千鶴は早くも疲れてしまったのか、仕事を放棄して畑の脇にしゃがみ込んでいた。それを見た私は、額に浮かんだ汗を拭って立ち上がる。
激を飛ばそうとした私を、しかし千鶴のおばあちゃんがやんわりと引き留めた。「名前ちゃんも、ちょっと休むか。なんか冷たいもんでも飲もうなあ」と笑んで、ゆっくりと家に戻ってゆく。私はその背中に「あ、すみません!」と投げかけてから、改めてじとりと彼を見遣った。
「あんた、草抜きもできないの?」
私の言葉尻に交じった険を華麗に無視した千鶴は、こちらを見向きもせずに、神妙な調子で「カマキリがさあ、」と言った。
カマキリ? と思いながら彼の視線の先を見れば、そこにはやや小ぶりなカマキリがいた。そのカマのような前足で、茶色いバッタをがっしりと捕まえている。
カマキリが、屈強なあごで獲物の腹にかじりつく。カマの間から飛び出した茶色く細い脚がもがくように小刻みに揺れる。私は思わず顔を顰めた。
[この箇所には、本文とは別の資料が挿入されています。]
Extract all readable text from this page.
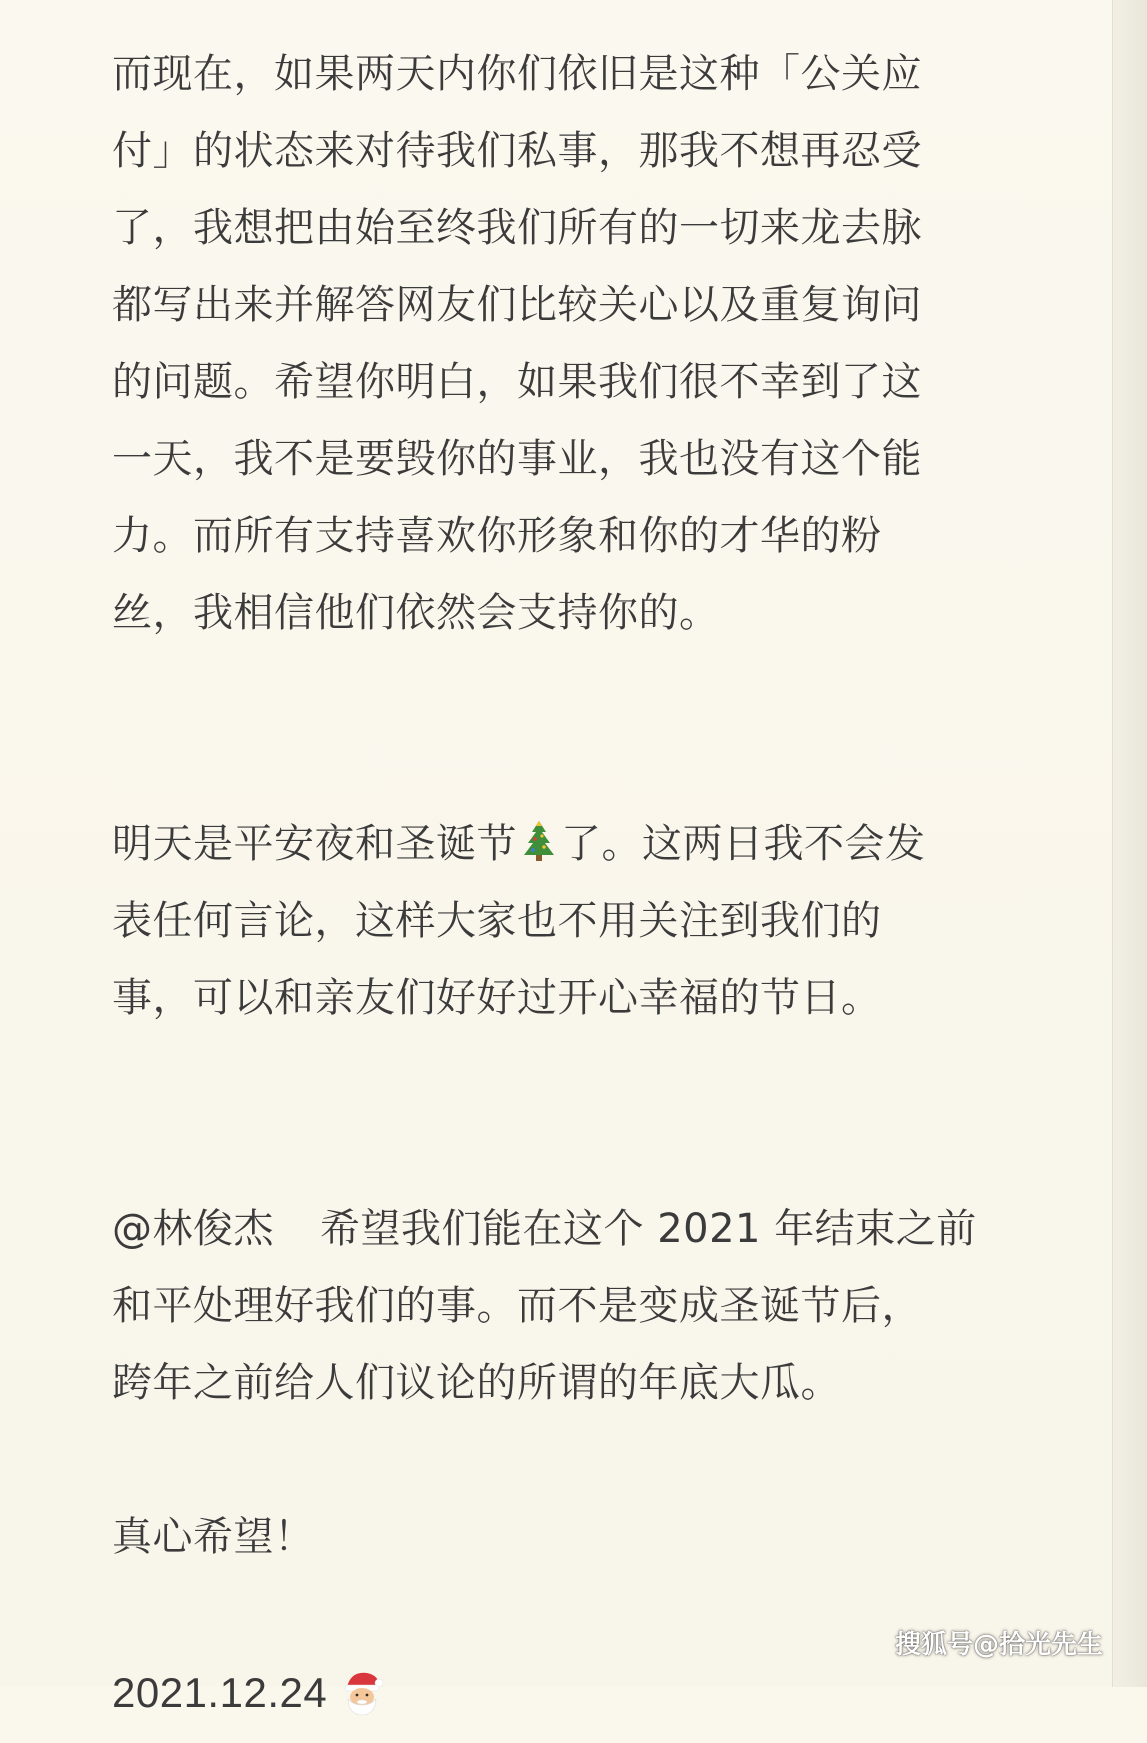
而现在，如果两天内你们依旧是这种「公关应
付」的状态来对待我们私事，那我不想再忍受
了，我想把由始至终我们所有的一切来龙去脉
都写出来并解答网友们比较关心以及重复询问
的问题。希望你明白，如果我们很不幸到了这
一天，我不是要毁你的事业，我也没有这个能
力。而所有支持喜欢你形象和你的才华的粉
丝，我相信他们依然会支持你的。
明天是平安夜和圣诞节 了。这两日我不会发
表任何言论，这样大家也不用关注到我们的
事，可以和亲友们好好过开心幸福的节日。
@林俊杰 希望我们能在这个 2021 年结束之前
和平处理好我们的事。而不是变成圣诞节后，
跨年之前给人们议论的所谓的年底大瓜。
真心希望！
2021.12.24
搜狐号@拾光先生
畑仕事をさぼってこんなものを見ていたことを糾弾したい気持ちが湧き上って来ると当時に、この光景から目を離せなくなってしまっている自分がいた。
いつも騒がしい金色の頭が、この時ばかりは静かに弱肉強食の世界を見つめている。その寂静さになだめすかされて、私の中にあった千鶴への苛立ちやこの光景への嫌悪がどこかに影を潜めてしまったのだ。
千鶴はぱちんと一度合掌してから、唐突に立ち上がる。
「よっしゃーばあちゃんとこ行こうぜ」と言いながらこちらを振り向いた彼の顔は、さっきまでの寂静さはどこへやら、いつも通りのちょっとバカっぽい笑みを浮かべていた。